Guidance on optimal vertical covariance localization based on a convection-permitting 1000-member ensemble

Appropriate localization is crucial for the success of ensemble data assimilation systems. Localization mitigates sampling errors and damps long-range spurious correlations, which arise from modeling background error covariances using small ensembles. However, finding the best localization function and scale is challenging. Recent studies showed that an optimal localization can depend on various factors such as the atmospheric conditions, the variable of interest, ensemble size, or observation type. Our goal is to improve localization for convective scale data assimilation based on a convection-permitting 1000-member ensemble simulation. The data set covers several forecasts in a high-impact weather period in summer 2016 (Necker et al. 2020a & 2020b). Our latest study aims at finding optimal localization functions and scales in the vertical. We focus on 40-member subsamples and assume the 1000-member ensemble covariance as truth. We estimate optimal localization length scales based on the often-applied Gaspari-Cohn function.

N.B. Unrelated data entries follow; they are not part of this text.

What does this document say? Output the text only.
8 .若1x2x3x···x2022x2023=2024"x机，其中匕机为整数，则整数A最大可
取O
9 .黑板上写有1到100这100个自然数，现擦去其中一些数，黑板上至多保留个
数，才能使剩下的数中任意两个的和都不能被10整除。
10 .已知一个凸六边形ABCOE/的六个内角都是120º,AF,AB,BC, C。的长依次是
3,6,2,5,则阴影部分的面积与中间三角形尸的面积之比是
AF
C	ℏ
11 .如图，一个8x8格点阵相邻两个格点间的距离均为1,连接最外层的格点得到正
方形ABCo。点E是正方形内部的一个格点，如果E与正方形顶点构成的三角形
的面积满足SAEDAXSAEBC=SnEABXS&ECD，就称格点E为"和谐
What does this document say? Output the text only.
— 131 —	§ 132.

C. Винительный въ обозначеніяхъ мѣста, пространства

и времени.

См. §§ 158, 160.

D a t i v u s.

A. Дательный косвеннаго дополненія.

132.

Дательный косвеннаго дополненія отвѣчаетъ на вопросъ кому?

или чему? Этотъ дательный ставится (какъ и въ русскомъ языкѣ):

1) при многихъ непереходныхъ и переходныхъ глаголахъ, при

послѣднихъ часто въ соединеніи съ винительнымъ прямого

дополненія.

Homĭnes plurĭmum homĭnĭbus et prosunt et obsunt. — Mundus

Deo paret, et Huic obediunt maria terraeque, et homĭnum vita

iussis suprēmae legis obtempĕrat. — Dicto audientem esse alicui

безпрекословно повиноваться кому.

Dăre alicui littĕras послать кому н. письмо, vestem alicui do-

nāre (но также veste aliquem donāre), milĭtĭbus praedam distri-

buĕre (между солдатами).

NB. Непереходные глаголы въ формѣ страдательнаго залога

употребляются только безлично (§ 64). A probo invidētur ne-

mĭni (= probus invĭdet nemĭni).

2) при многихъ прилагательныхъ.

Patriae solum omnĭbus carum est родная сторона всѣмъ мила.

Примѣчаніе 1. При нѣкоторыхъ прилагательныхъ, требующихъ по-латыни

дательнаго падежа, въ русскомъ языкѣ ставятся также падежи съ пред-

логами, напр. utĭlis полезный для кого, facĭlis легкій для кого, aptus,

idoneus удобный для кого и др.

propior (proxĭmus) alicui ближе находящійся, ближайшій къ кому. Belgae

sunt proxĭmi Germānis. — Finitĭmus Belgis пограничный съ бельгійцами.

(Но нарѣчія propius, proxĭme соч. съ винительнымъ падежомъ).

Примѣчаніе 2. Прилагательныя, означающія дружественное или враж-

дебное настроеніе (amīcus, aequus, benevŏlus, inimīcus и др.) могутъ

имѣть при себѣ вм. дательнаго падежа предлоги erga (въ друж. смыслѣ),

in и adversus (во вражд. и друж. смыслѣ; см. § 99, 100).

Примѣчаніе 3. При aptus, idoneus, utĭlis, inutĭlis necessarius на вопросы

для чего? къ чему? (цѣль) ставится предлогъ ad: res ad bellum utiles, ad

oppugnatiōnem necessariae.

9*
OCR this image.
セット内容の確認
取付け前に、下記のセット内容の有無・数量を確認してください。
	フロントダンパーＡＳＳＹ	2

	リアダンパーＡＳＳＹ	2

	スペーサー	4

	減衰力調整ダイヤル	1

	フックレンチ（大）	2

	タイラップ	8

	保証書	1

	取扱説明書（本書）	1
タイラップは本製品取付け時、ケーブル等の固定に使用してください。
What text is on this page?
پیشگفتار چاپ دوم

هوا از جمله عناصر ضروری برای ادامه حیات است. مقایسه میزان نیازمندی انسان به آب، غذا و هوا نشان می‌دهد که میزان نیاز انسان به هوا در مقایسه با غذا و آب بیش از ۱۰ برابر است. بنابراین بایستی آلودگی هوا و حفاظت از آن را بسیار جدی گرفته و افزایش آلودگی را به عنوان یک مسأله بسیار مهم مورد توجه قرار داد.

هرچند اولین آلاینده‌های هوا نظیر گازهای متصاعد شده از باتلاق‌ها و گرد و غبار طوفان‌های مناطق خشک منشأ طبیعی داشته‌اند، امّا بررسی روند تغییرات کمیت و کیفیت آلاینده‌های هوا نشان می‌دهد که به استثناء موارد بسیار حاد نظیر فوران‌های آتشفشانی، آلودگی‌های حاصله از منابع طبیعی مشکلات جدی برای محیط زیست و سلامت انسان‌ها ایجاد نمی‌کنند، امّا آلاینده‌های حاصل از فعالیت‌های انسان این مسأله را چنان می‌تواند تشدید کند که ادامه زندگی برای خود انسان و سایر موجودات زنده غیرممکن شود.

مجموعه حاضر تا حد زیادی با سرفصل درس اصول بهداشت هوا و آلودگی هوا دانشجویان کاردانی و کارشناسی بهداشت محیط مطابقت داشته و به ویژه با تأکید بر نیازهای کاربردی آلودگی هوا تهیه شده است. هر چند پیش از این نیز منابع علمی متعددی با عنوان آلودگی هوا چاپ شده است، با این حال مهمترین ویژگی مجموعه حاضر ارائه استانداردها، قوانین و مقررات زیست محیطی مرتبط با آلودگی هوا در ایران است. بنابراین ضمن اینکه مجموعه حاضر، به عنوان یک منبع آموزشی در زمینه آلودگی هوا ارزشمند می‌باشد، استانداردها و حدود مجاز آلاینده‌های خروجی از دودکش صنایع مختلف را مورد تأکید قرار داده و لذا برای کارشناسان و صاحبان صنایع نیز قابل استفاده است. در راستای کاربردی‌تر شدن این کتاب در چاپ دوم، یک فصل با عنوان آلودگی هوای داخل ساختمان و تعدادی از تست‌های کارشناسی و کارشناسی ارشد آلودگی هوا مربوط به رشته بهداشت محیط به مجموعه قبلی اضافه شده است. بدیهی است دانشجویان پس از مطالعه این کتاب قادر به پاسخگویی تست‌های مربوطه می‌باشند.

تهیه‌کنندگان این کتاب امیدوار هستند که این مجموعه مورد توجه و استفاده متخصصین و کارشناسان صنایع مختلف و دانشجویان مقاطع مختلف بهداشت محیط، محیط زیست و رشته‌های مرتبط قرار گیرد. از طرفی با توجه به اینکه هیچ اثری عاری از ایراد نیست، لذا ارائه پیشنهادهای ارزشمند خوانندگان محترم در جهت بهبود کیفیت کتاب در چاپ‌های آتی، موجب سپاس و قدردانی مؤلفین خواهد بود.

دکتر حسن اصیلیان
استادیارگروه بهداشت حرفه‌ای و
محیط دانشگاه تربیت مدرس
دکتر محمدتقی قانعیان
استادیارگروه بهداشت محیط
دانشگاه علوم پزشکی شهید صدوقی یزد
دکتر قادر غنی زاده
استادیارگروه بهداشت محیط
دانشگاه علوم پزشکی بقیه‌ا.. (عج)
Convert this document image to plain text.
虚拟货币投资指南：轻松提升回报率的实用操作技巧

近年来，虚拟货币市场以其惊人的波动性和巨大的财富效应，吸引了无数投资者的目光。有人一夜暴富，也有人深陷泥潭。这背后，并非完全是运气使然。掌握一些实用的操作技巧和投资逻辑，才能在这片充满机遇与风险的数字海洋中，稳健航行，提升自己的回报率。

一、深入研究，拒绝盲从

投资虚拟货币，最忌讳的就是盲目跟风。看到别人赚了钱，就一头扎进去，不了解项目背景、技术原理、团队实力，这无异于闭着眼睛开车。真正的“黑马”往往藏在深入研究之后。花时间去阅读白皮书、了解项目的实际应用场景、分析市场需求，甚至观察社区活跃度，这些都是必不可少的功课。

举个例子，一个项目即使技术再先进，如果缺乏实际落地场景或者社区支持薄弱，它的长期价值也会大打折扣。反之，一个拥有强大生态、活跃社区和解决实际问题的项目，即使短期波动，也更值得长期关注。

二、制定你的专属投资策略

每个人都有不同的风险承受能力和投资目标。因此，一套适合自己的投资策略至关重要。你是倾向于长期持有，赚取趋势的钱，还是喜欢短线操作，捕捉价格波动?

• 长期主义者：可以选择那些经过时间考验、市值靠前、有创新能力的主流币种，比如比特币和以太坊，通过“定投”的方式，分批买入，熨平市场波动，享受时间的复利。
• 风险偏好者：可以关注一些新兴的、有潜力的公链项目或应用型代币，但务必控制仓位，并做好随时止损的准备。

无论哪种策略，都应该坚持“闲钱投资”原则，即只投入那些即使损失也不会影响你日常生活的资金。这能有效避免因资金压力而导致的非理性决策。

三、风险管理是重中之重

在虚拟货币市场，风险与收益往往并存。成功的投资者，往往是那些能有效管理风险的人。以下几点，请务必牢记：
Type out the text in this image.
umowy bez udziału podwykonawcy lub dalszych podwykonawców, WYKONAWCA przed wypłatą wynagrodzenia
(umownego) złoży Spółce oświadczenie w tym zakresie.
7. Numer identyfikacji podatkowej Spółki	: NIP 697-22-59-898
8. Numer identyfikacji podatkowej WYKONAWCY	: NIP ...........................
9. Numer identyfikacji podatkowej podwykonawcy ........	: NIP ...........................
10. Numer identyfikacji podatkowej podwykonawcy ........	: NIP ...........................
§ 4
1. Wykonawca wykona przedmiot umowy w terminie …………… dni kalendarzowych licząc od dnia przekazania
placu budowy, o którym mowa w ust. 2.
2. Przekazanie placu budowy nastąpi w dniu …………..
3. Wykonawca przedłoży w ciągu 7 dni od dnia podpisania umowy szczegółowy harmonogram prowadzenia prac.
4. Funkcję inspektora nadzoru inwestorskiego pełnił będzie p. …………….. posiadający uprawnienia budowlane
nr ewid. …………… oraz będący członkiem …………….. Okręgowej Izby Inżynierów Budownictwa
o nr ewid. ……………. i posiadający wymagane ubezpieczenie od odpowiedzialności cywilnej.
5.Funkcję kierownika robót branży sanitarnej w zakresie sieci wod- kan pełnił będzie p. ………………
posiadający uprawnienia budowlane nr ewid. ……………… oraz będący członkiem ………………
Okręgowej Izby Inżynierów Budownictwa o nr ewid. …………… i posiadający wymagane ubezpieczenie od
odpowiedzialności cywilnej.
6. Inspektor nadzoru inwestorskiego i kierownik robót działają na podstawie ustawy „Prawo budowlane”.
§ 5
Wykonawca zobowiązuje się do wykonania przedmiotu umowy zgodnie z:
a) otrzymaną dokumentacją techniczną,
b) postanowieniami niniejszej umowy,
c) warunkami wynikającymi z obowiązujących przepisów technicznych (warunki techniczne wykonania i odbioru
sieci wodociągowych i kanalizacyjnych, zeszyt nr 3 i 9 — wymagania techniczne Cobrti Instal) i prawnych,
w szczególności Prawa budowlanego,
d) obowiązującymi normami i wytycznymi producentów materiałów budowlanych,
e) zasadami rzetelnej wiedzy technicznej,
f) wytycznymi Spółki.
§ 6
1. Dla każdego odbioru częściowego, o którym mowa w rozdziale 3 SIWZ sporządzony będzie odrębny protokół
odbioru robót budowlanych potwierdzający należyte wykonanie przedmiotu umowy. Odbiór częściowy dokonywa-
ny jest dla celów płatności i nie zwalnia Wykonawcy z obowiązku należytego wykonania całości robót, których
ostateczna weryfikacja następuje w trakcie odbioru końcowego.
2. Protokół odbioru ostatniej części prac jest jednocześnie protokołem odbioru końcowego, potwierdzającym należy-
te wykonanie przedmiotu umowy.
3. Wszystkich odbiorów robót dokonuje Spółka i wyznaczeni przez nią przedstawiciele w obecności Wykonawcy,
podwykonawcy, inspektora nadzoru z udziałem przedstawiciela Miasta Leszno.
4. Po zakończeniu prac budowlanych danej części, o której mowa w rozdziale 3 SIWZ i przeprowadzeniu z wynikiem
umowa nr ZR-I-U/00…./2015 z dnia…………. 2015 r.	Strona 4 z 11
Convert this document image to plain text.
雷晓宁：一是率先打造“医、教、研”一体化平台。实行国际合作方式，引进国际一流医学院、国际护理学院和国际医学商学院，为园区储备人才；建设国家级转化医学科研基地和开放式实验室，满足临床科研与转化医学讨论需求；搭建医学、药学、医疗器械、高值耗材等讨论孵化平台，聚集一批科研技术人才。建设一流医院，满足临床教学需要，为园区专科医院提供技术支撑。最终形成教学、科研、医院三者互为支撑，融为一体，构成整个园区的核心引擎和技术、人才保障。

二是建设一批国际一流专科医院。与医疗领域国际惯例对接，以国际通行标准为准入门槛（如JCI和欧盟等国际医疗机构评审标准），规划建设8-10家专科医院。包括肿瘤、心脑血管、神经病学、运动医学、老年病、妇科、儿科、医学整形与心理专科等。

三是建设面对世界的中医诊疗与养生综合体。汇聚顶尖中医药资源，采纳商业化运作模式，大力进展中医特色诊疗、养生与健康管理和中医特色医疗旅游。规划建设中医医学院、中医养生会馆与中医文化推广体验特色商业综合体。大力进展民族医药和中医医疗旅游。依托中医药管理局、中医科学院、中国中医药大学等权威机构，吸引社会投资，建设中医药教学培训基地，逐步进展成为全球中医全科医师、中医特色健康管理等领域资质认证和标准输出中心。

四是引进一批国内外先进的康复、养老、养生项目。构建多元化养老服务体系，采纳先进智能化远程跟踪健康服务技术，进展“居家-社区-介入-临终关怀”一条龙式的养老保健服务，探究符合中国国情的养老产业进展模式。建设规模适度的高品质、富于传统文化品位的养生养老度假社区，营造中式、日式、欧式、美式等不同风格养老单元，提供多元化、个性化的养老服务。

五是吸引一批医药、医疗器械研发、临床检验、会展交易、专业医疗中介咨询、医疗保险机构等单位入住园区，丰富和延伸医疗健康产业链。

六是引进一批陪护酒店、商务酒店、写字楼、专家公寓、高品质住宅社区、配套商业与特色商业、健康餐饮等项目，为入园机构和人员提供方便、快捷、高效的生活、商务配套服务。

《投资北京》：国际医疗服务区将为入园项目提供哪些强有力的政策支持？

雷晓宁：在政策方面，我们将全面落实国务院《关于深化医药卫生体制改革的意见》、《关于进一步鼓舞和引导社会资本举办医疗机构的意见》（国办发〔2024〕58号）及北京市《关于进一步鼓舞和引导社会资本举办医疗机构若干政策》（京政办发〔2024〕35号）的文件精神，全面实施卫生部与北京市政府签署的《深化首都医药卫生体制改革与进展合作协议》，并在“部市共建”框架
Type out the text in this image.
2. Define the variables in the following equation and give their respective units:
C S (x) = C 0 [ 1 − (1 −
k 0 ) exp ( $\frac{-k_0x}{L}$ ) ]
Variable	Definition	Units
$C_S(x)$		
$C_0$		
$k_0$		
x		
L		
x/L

Furthermore, we compare the performance of different tapering functions including an exponential-shaped function. The first results indicate that other tapering functions can outperform the Gaspari-Cohn function in the vertical. Optimal localization scales strongly vary between different weather situations. Overall, our analysis assesses covariances and localization between different variables and/or observations covering both model and observation space. This experimental design enables general conclusions independent of a specific data assimilation algorithm.